To change the bulb, check the electrical connection at the back of the headlamp first to see if it is damaged or loose.
The bulb’s socket spins into the rear of the headlight shell; giving it a 1⁄4 turn clockwise will release the socket, allowing you to remove the bulb. Next, take out the burned-out bulb.
Can You Choose Between High And Low Beams Using LEDs?
The number of active LEDs determines whether a multi-LED headlamp is operating in low-beam or high-beam mode.
When the LED is adjusted to a low beam, its bulbs dim to make a sharp line, preventing any illumination of the area above the vehicle’s path.
What Should I Do If One Of The Headlights Doesn’t Function But The Other Ones Do?
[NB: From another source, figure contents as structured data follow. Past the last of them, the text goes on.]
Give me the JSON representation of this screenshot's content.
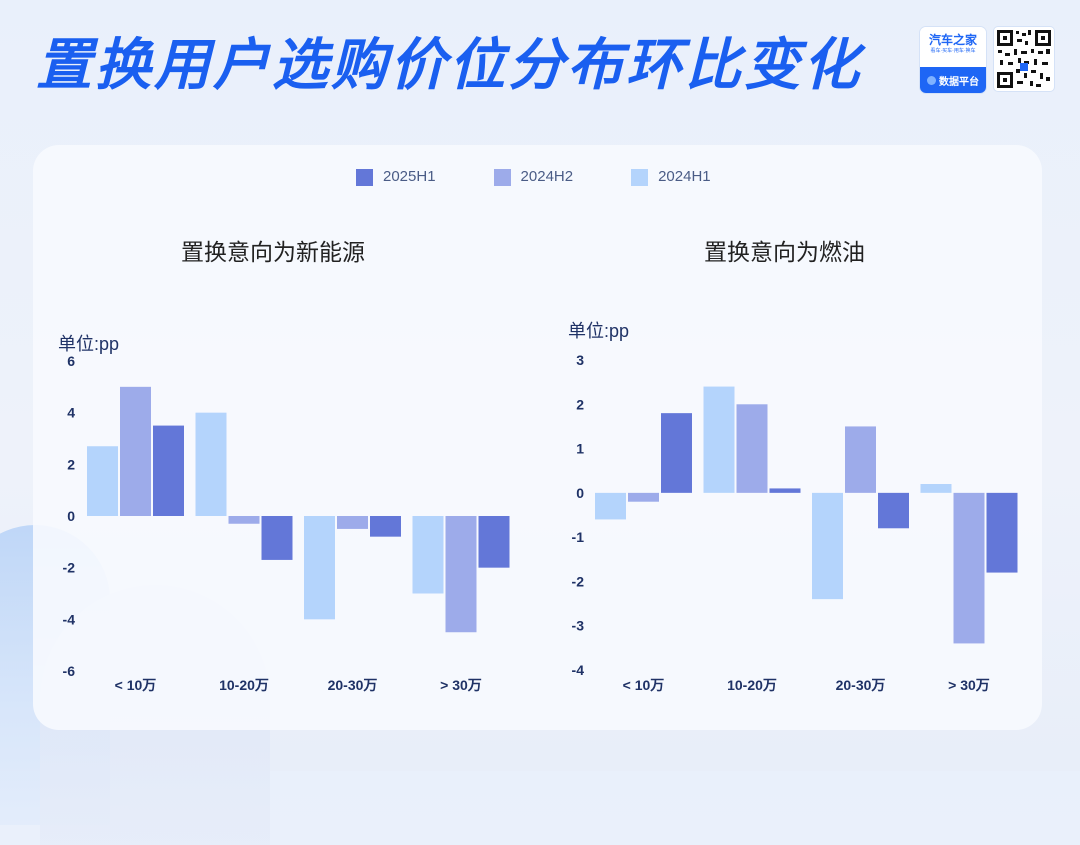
{
  "header": {
    "title": "置换用户选购价位分布环比变化",
    "logo_name": "汽车之家",
    "logo_slogan": "看车·买车·用车·换车",
    "logo_platform": "数据平台"
  },
  "legend": [
    {
      "label": "2025H1",
      "color": "#6377d8"
    },
    {
      "label": "2024H2",
      "color": "#9dabea"
    },
    {
      "label": "2024H1",
      "color": "#b4d4fc"
    }
  ],
  "chart_data": [
    {
      "type": "bar",
      "title": "置换意向为新能源",
      "ylabel": "单位:pp",
      "categories": [
        "< 10万",
        "10-20万",
        "20-30万",
        "> 30万"
      ],
      "ylim": [
        -6,
        6
      ],
      "yticks": [
        6,
        4,
        2,
        0,
        -2,
        -4,
        -6
      ],
      "series": [
        {
          "name": "2024H1",
          "values": [
            2.7,
            4.0,
            -4.0,
            -3.0
          ]
        },
        {
          "name": "2024H2",
          "values": [
            5.0,
            -0.3,
            -0.5,
            -4.5
          ]
        },
        {
          "name": "2025H1",
          "values": [
            3.5,
            -1.7,
            -0.8,
            -2.0
          ]
        }
      ]
    },
    {
      "type": "bar",
      "title": "置换意向为燃油",
      "ylabel": "单位:pp",
      "categories": [
        "< 10万",
        "10-20万",
        "20-30万",
        "> 30万"
      ],
      "ylim": [
        -4,
        3
      ],
      "yticks": [
        3,
        2,
        1,
        0,
        -1,
        -2,
        -3,
        -4
      ],
      "series": [
        {
          "name": "2024H1",
          "values": [
            -0.6,
            2.4,
            -2.4,
            0.2
          ]
        },
        {
          "name": "2024H2",
          "values": [
            -0.2,
            2.0,
            1.5,
            -3.4
          ]
        },
        {
          "name": "2025H1",
          "values": [
            1.8,
            0.1,
            -0.8,
            -1.8
          ]
        }
      ]
    }
  ]
}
There are some causes for headlights only working on high beams, but a blown fuse is the only possible reason you can fix it quickly.
Find the primary fuse for the lighting circuits in the owner’s handbook and swap it for a new one with the same amperage rating.
Can I fix The Headlights Only Work On High Beam Case Or Take It To A Repair Shop?
You can fix this problem by determining why both headlights are not working but high beams do. However, this mistake may still occur if you don’t perform it properly.
Therefore, you should take it in for the best repair if you are not mechanically savvy.
Your led headlights only work on high beams, which can happen when there is something wrong with the lighting systems.
Besides frequently cleaning headlights, you should check and repair defective headlights that are not working to ensure safety when driving, especially on nights.
If you are not a professional, let’s find a mechanic!